In keeping with old family traditions, February 2 honors one of our best (and tastiest), the Groundhog. Since I live in Newfoundland, we all know that winter is far from over, and my forefathers were smart enough to know that a groundhog cannot accurately predict the end of winter (we newfies are some smart)…so we decided to eat ’em instead.
For years on in, my family has kept the tradition of ground hog pie alive (well, not actually alive, but baked), and as our ancestors enjoyed eating the little rascal, so is the love for the tasty little creature adored by the younger crowd. Without further ado, I give you our recipe.
- 1 groundhog skinned and cleaned
- 1/2 cup onion
- 1/4 cup green pepper
- 1/2 tablespoon minced parsley
- 1 tablespoon salt
- 1 doz Black Horse Beer (to drink while cooking the thing)
- 1/8 teaspoon pepper
- 4 1/2 tablespoon flour
- 3 cups rabbit broth
- 1/4 pound of salt beef
- 1 cup flour
- 2 tablespoon baking powder
- 1/4 teaspoon salt
- 2 tablespoon boiled squirrel fat
- 1/4 cup milk
Cut groundhog into 2 or 3 pieces. Parboil for 1 hour.

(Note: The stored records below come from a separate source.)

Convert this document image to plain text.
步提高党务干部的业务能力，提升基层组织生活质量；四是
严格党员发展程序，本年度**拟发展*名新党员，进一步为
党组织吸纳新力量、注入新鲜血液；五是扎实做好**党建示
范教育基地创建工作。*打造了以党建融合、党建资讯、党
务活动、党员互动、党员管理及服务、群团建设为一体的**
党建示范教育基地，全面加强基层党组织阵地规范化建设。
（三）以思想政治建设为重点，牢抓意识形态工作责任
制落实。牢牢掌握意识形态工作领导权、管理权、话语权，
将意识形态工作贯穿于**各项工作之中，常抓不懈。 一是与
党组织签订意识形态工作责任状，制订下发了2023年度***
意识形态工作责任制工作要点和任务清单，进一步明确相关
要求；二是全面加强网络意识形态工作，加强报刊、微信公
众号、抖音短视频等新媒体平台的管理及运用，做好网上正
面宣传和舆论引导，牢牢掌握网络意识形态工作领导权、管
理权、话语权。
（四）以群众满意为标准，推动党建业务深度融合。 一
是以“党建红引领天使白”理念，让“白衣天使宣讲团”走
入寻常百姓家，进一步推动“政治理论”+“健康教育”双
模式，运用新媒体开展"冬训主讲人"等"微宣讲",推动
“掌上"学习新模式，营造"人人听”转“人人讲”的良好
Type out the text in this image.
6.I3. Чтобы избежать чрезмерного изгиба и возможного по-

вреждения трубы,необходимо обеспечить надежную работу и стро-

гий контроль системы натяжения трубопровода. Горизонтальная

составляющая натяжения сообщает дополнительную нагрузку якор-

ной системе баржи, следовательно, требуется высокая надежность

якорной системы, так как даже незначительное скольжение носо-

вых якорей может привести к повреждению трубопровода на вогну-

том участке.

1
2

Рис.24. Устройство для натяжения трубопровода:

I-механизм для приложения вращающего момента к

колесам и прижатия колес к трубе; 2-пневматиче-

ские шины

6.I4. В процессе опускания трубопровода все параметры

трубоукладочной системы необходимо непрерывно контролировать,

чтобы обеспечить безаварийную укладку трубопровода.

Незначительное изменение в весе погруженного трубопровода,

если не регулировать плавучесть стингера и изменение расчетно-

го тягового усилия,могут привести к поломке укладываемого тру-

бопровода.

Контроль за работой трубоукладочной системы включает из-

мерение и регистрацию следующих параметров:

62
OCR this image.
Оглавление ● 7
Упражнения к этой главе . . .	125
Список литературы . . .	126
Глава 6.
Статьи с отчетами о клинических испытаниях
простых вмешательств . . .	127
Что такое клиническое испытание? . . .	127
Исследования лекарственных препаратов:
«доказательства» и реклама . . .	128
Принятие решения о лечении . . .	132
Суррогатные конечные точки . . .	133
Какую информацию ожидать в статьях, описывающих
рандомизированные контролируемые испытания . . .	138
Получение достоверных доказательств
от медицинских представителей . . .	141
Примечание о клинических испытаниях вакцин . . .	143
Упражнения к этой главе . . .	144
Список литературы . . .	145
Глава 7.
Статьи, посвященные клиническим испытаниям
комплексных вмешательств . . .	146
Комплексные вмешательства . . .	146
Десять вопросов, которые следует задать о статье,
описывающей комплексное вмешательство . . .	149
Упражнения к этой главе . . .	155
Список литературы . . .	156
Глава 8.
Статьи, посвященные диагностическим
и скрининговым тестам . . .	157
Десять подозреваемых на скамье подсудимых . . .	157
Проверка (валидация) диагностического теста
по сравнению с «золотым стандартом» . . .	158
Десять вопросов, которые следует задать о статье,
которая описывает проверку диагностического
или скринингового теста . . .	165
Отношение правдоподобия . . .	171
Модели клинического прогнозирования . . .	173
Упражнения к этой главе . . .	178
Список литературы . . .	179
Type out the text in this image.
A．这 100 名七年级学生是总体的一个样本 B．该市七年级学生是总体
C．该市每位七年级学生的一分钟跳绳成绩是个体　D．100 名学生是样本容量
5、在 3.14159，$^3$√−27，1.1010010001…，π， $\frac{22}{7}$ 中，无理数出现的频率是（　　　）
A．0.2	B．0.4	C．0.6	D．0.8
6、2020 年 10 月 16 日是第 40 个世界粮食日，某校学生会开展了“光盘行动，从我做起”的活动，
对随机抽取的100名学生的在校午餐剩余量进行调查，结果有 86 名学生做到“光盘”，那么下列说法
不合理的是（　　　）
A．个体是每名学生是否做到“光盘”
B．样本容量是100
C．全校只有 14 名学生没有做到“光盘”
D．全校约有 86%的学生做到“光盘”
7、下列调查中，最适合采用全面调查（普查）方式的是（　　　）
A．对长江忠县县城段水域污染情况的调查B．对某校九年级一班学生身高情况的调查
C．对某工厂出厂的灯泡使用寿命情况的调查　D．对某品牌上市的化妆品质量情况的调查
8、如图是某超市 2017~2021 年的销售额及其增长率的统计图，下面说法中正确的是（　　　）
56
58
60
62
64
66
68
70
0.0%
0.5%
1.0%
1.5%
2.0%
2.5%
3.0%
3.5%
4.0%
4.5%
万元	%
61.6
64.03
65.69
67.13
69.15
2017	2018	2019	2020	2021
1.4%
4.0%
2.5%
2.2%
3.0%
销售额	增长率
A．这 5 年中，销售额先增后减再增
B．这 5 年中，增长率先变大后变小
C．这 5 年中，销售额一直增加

Remove meat from bones in large pieces. Add onion, green pepper, parsley, salt, pepper, and flour to the broth and stir until it thickens. Drink one beer. If the broth is too thick, add water. Geez this is hard work, have another beer. Add the meat to the broth mixture and stir thoroughly. Mix in salt beef. Pour into baking dish. Drink more beer.
For paste, sift flour, baking powder, and salt together. Cut in the fat and add the liquid. Stir until the dry ingredients are moist. Only roll enough to fit your dish. All this work is making me thirsty! Have a few more beer. Place paste on top of meat, put in a hot oven (400 degrees F.) and bake for an hour or until dough is browned. Have another beer or two while waiting for the critter to cook.
Serve with remaining beer (if you haven’t already drank them all, if so the convenience store down the road keeps lots of Black Horse in the freezer, so buy some more).
Feeds 6-8 Mainlanders or two hungry Newfies.